Etude sur les musulmans : pourquoi certains politiques ont tort d'affirmer qu'il y a 28% de "radicaux" en France

L'étude sur les musulmans en France, publiée dans le "JDD", a été largement reprise par la classe politique. Le chiffre de 28% de musulmans "opposés aux valeurs de la République" a été commenté plus particulièrement. Franceinfo revient sur ce point.

Des fidèles prient à la mosquée de Fréjus (Var), le 21 janvier 2016.
Des fidèles prient à la mosquée de Fréjus (Var), le 21 janvier 2016. (MAXPPP)

Il y a "28% de radicaux", "des terroristes potentiels"... Depuis la publication dans le JDD, dimanche 18 septembre, d'une étude menée conjointement par l'Institut Montaigne et l'Ifop, sur les musulmans en France, les réactions politiques se succèdent.

A droite et à l'extrême droite, un chiffre a particulièrement retenu l'attention : 28% des musulmans de France ont adopté "un système de valeurs clairement opposé aux valeurs de la République". Franceinfo a cherché à mieux comprendre ce chiffre de 28%.

Parce que l'étude ne parle pas de musulmans "radicaux" (ni de terrorisme)

La députée FN Marion Maréchal Le Pen a rapidement publié ce tweet, estimant qu'il y avait 1,5 million de musulmans radicaux en France. De son côté, le maire d'extrême droite de Béziers (Hérault), Robert Ménard, a réagi en parlant de "terroristes potentiels".

Problème : le terme de "radicaux" n'est jamais employé dans l'étude, car "aujourd'hui, la radicalisation est devenue le point de basculement vers le terrorisme", explique Hakim El Karoui, auteur de l'étude, contacté par franceinfo. Il faut préciser que ce document ne pose pas de questions sur un éventuel rapport à la violence ou sur le terrorisme. Le terme employé est "autoritaires", précise Hakim El Karoui : "Ce terme est utilisé par les sciences politiques pour désigner des gens qui adhèrent à des normes très dures."

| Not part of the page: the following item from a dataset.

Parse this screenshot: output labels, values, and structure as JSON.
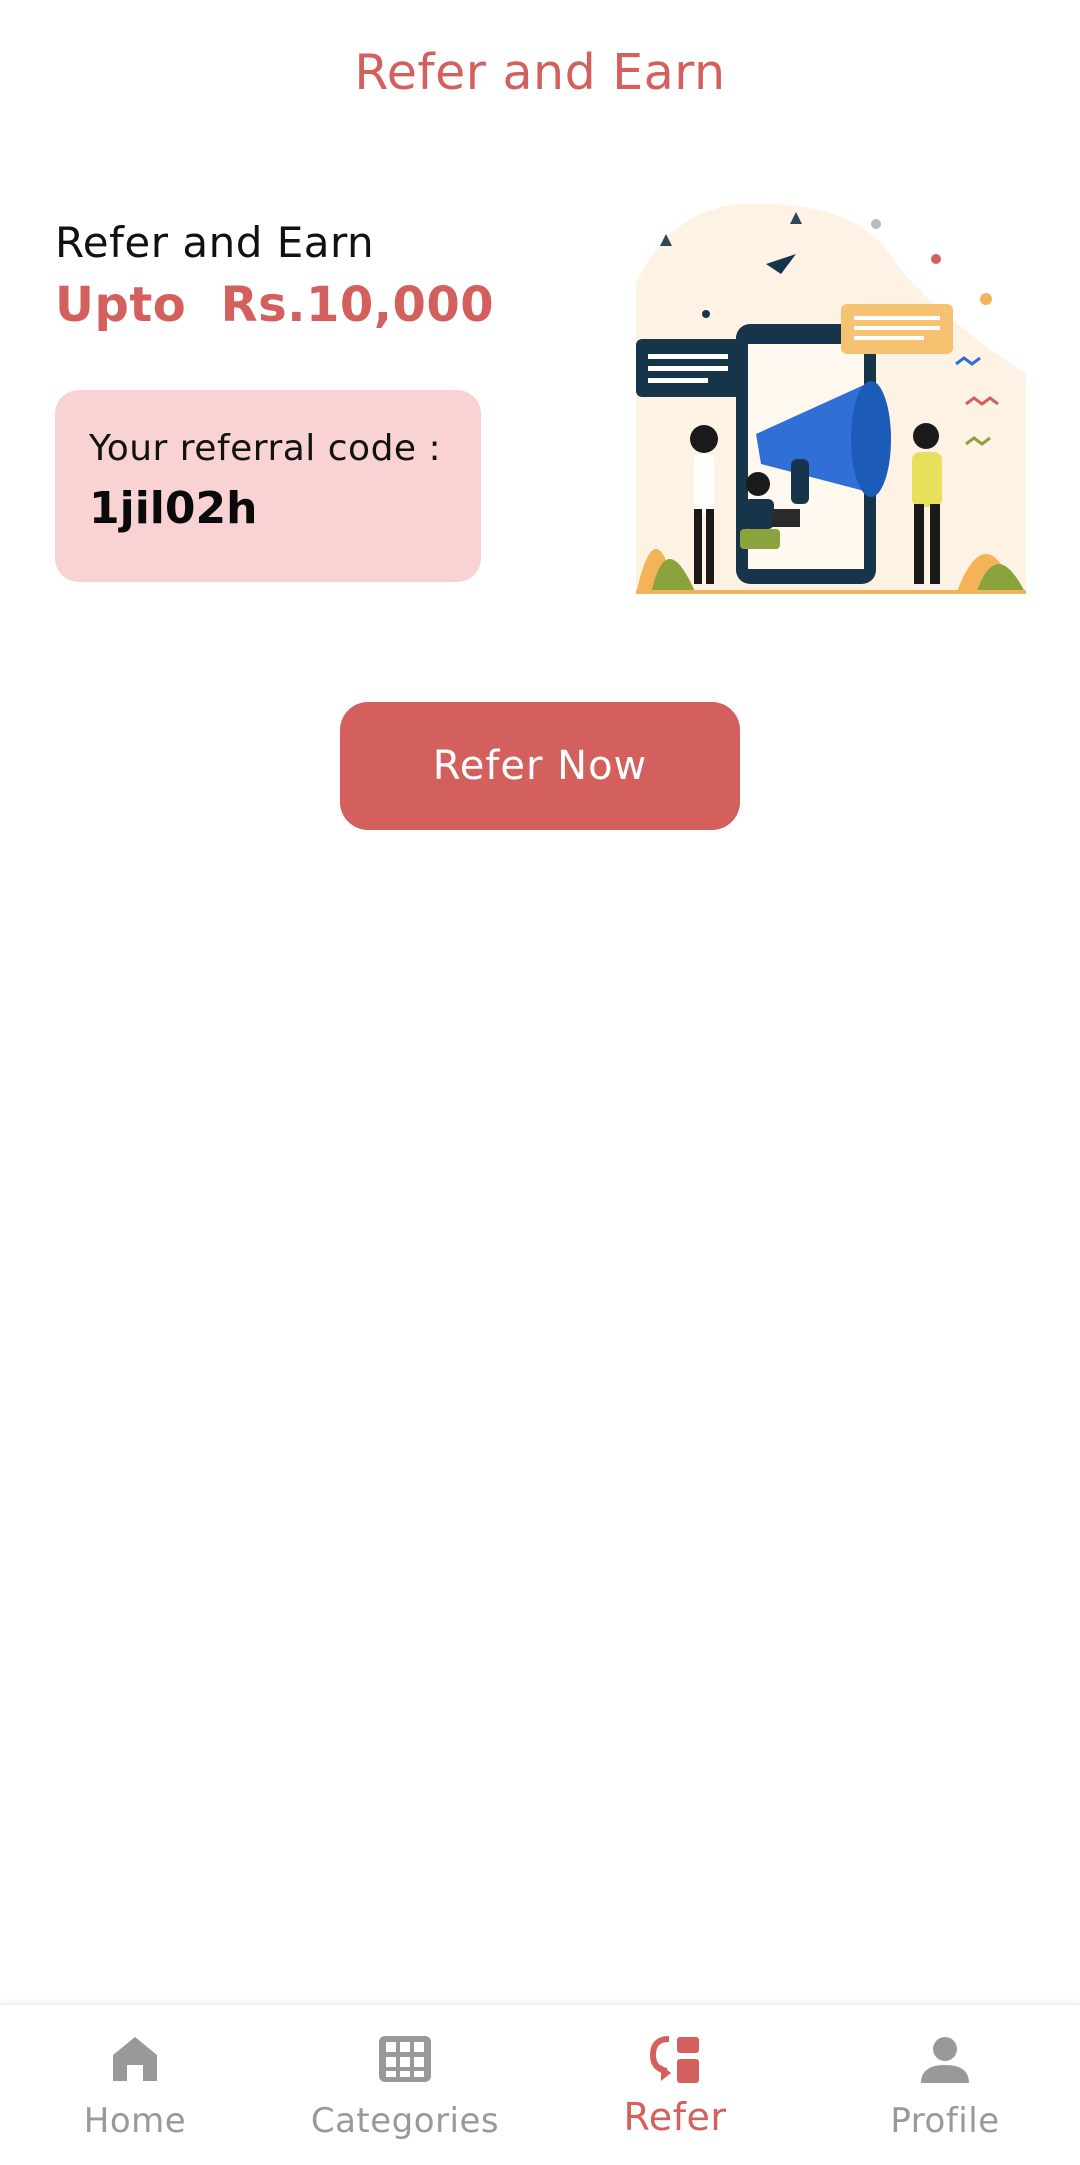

Parce qu'il y a des nuances au sein même des 28% d'"autoritaires"

Selon la typologie établie par l'Institut Montaigne, 28% des musulmans en France ont des attitudes "autoritaires" et "sécessionnistes". "Ces personnes font sécession par la religion et non pour la religion", précise Hakim El Karoui. Pour l'essayiste, cette catégorie utilise les "marqueurs extérieurs de la religion" pour se mettre à part, "en marge de la société française".

En clair, les musulmans qui ont été regroupés dans cette catégorie sont ceux qui, globalement, se prononcent pour la consommation de viande halal, pour le port du voile intégral, estiment que la religion a sa place au travail ou encore s'opposent à la laïcité. Mais là encore, les choses sont plus nuancées. Car parmi ces 28%, 15% ont une vision "dure" des pratiques religieuses, mais favorisent davantage la religion comme une affaire privée que public.

En revanche, pour 13% de ce groupe, la loi religieuse doit passer avant celle de la République. Si pour Hakim El Karoui, il faut interpréter avec prudence ces chiffres, il estime qu'il y a tout de même là "un sentiment d'urgence" : "Ce qui est inquiétant, c'est qu'ils soient aussi nombreux." 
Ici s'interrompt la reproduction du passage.